Interestingly, our recent study (17) demonstrated that the C. burnetii PI lipopolysaccharide (PI-LPS)-specific MAb 1E4 was able to inhibit C. burnetii infection in vivo in a dose-dependent manner, suggesting that 1E4 is a protective MAb. In this study, we used both in vitro and in vivo systems to characterize the prophylaxis provided by MAb 1E4 and its variable fragments in C. burnetii experimental infection. Our work provides the first evidence to demonstrate that the humanized variable fragments of an LPS-specific MAb can neutralize C. burnetii infection, indicating the significant potential of using humanized MAbs for prophylaxis against C. burnetii exposure.

MATERIALS AND METHODS

C. burnetii strain.

C. burnetii Nine Mile phase I (NMI) clone 7 (RSA493) was propagated in L929 cells and purified by sucrose density centrifugation as previously described (18). Purified NMI organisms were inactivated by 1% formaldehyde solution as described elsewhere (19) and used as whole-cell antigen for enzyme-linked immunosorbent assay (ELISA). The protein concentration of inactivated NMI whole-cell antigen was measured by a Micro BCA (bicinchoninic acid) protein assay kit (Pierce, Rockford, IL).

Animals.

Specific-pathogen-free (SPF) 8-week-old female BALB/c and SCID (CBySmn.CB17-Prkdcscid/J) mice were purchased from the Jackson Laboratory (Bar Harbor, ME). All mice were housed in sterile microisolator cages under SPF conditions in a laboratory animal facility according to the Guide for the Care and Use of Laboratory Animals at the University of Missouri (MU). The experimental protocols described in this report were approved by the Institutional Biosafety Committee and the Animal Care and Use Committee of MU. All C. burnetii infection experiments were conducted in animal biohazard safety level 3 (ABL3) facilities at the MU Laboratory of Infectious Disease Research (LIDR).

Passive immunization of 1E4.

Passive immunization of 1E4 was performed by intraperitoneal (i.p.) injection of 300 μg of purified 1E4 into each SCID mouse. In addition, SCID mice receiving 300 μg of control IgG2a or phosphate-buffered saline (PBS) were used as negative controls. All mice were exposed to virulent NMI using a liquid sparging aerosolizer (20). This apparatus ensures a uniform dose of bacteria to the lower airways through a nose-only aerosol exposure.

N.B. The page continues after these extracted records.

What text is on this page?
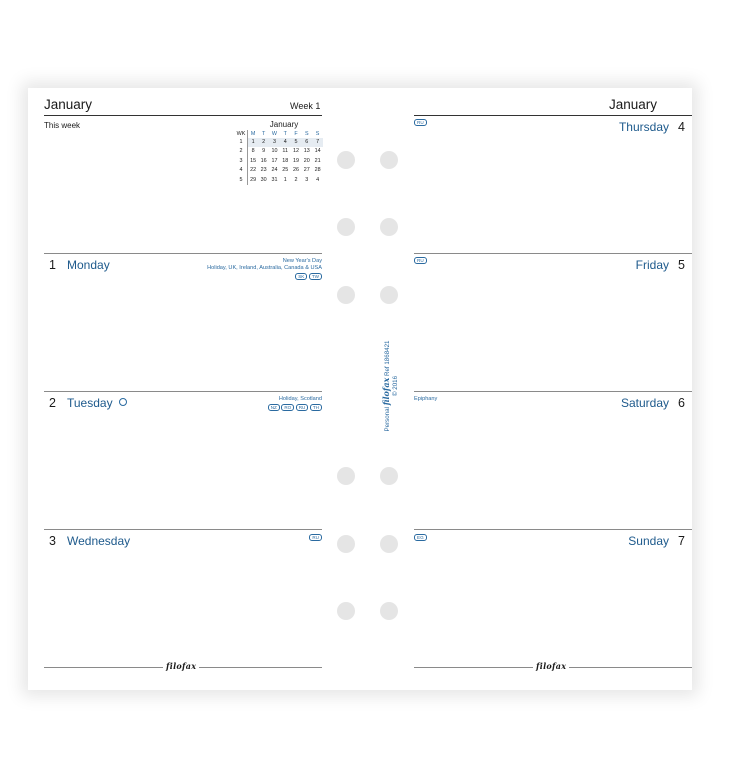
January	Week 1
This week	January
WK	M	T	W	T	F	S	S
1	1	2	3	4	5	6	7
2	8	9	10	11	12	13	14
3	15	16	17	18	19	20	21
4	22	23	24	25	26	27	28
5	29	30	31	1	2	3	4
1 Monday	New Year's Day
Holiday, UK, Ireland, Australia, Canada & USA
SK TW
2 Tuesday	Holiday, Scotland
NZ RO RU TH
3 Wednesday	RU
filofax
Personal filofax Ref 1868421
© 2016
January
RU	Thursday 4
RU	Friday 5
Epiphany	Saturday 6
EG	Sunday 7
filofax
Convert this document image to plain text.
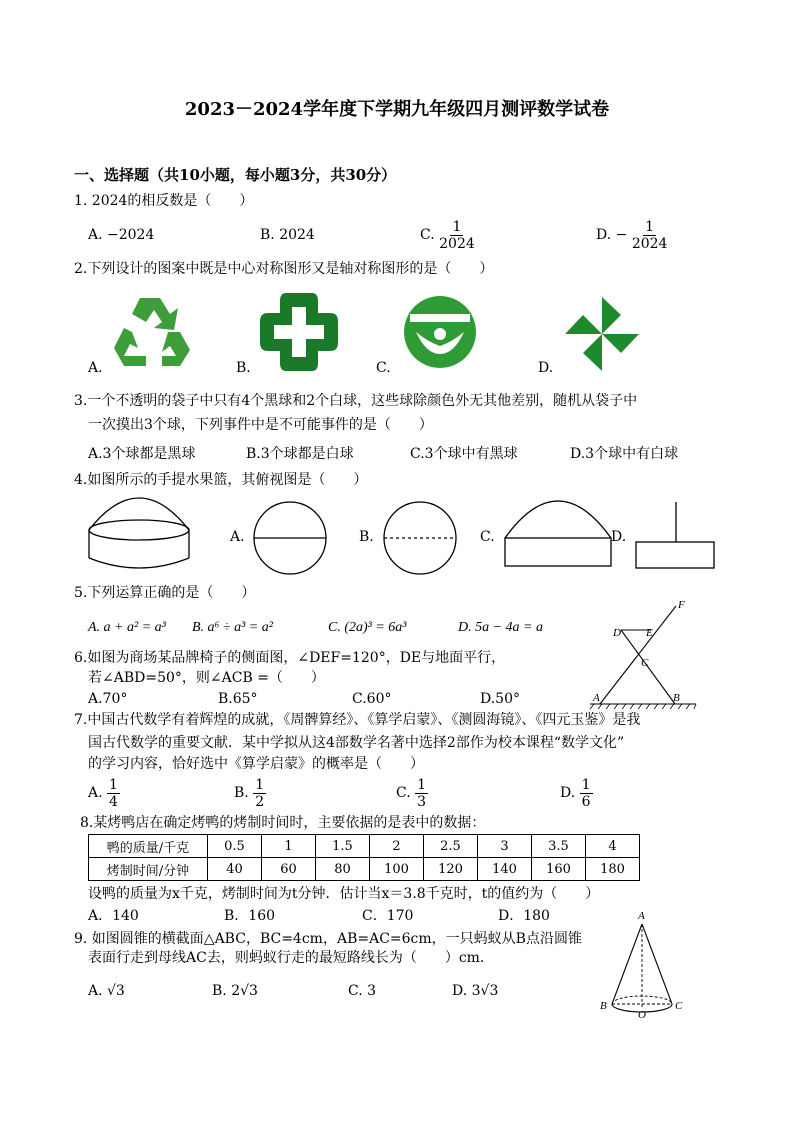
2023－2024学年度下学期九年级四月测评数学试卷
一、选择题（共10小题，每小题3分，共30分）
1. 2024的相反数是（　　）
A. −2024	B. 2024	C. $\frac{1}{2024}$	D. − $\frac{1}{2024}$
2.下列设计的图案中既是中心对称图形又是轴对称图形的是（　　）
A.	B.	C.	D.
3.一个不透明的袋子中只有4个黑球和2个白球，这些球除颜色外无其他差别，随机从袋子中
一次摸出3个球，下列事件中是不可能事件的是（　　）
A.3个球都是黑球	B.3个球都是白球	C.3个球中有黑球	D.3个球中有白球
4.如图所示的手提水果篮，其俯视图是（　　）
A.	B.	C.	D.
5.下列运算正确的是（　　）
A. a + a² = a³ B. a⁶ ÷ a³ = a²	C. (2a)³ = 6a³	D. 5a − 4a = a
F
D E
C
A	B
6.如图为商场某品牌椅子的侧面图，∠DEF=120°，DE与地面平行，
若∠ABD=50°，则∠ACB =（　　）
A.70°	B.65°	C.60°	D.50°
7.中国古代数学有着辉煌的成就，《周髀算经》、《算学启蒙》、《测圆海镜》、《四元玉鉴》是我
国古代数学的重要文献．某中学拟从这4部数学名著中选择2部作为校本课程“数学文化”
的学习内容，恰好选中《算学启蒙》的概率是（　　）
A. $\frac{1}{4}$	B. $\frac{1}{2}$	C. $\frac{1}{3}$	D. $\frac{1}{6}$
8.某烤鸭店在确定烤鸭的烤制时间时，主要依据的是表中的数据：
鸭的质量/千克	0.5	1	1.5	2	2.5	3	3.5	4
烤制时间/分钟	40	60	80	100	120	140	160	180
设鸭的质量为x千克，烤制时间为t分钟．估计当x＝3.8千克时，t的值约为（　　）
A．140	B．160	C．170	D．180
9. 如图圆锥的横截面△ABC，BC=4cm，AB=AC=6cm，一只蚂蚁从B点沿圆锥
表面行走到母线AC去，则蚂蚁行走的最短路线长为（　　）cm.
A. √3	B. 2√3	C. 3	D. 3√3
A
B
O
C
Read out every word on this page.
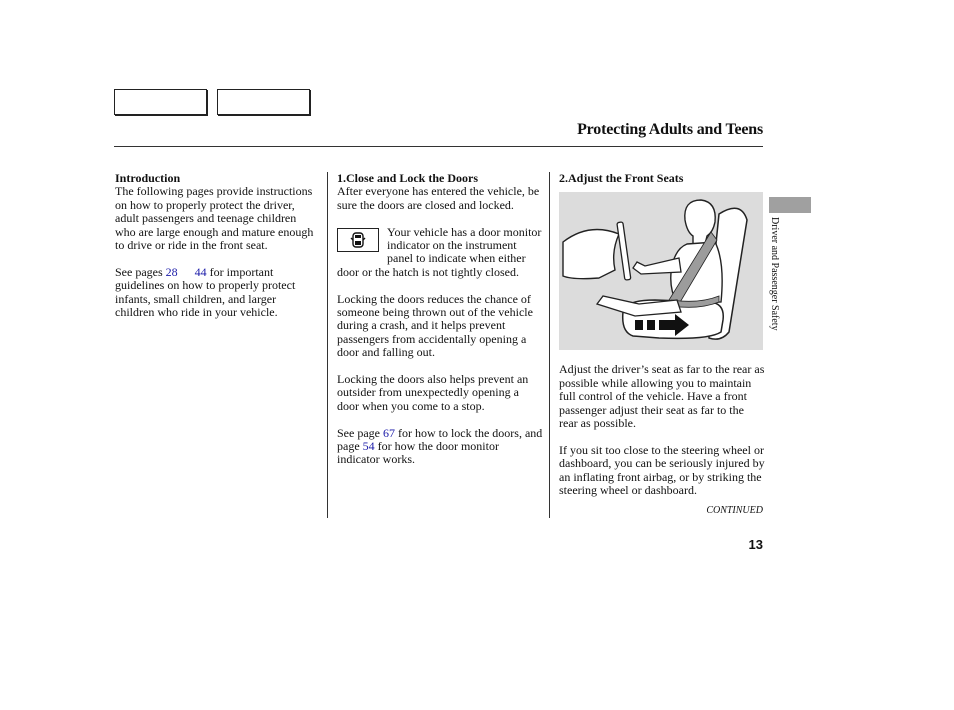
Protecting Adults and Teens
Driver and Passenger Safety
Introduction

The following pages provide instructions on how to properly protect the driver, adult passengers and teenage children who are large enough and mature enough to drive or ride in the front seat.

See pages 28 44 for important guidelines on how to properly protect infants, small children, and larger children who ride in your vehicle.

1.Close and Lock the Doors

After everyone has entered the vehicle, be sure the doors are closed and locked.

Your vehicle has a door monitor indicator on the instrument panel to indicate when either door or the hatch is not tightly closed.

Locking the doors reduces the chance of someone being thrown out of the vehicle during a crash, and it helps prevent passengers from accidentally opening a door and falling out.

Locking the doors also helps prevent an outsider from unexpectedly opening a door when you come to a stop.

See page 67 for how to lock the doors, and page 54 for how the door monitor indicator works.

2.Adjust the Front Seats

Adjust the driver’s seat as far to the rear as possible while allowing you to maintain full control of the vehicle. Have a front passenger adjust their seat as far to the rear as possible.

If you sit too close to the steering wheel or dashboard, you can be seriously injured by an inflating front airbag, or by striking the steering wheel or dashboard.

CONTINUED
13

A total of 1 × 109 bacteria resuspended in 5 ml of PBS was aerosolized and used to challenge SCID mice. The total exposure time was approximately 30 min. Samples collected from bubbling the aerosol through PBS showed that of the 1 × 109 bacteria in the starting concentration, each mouse actually received approximately 1 × 107 C. burnetii bacteria. Mice were sacrificed at 14 days postinfection. Mouse body and spleen weights were measured, and a portion of lung and spleen from each mouse was collected for real-time PCR analysis (15). The ability of 1E4 to confer protection against C. burnetii aerosol infection was evaluated by comparing splenomegaly, bacterial burden, and histopathological changes in the lung and spleen at 14 days postinfection with results in controls.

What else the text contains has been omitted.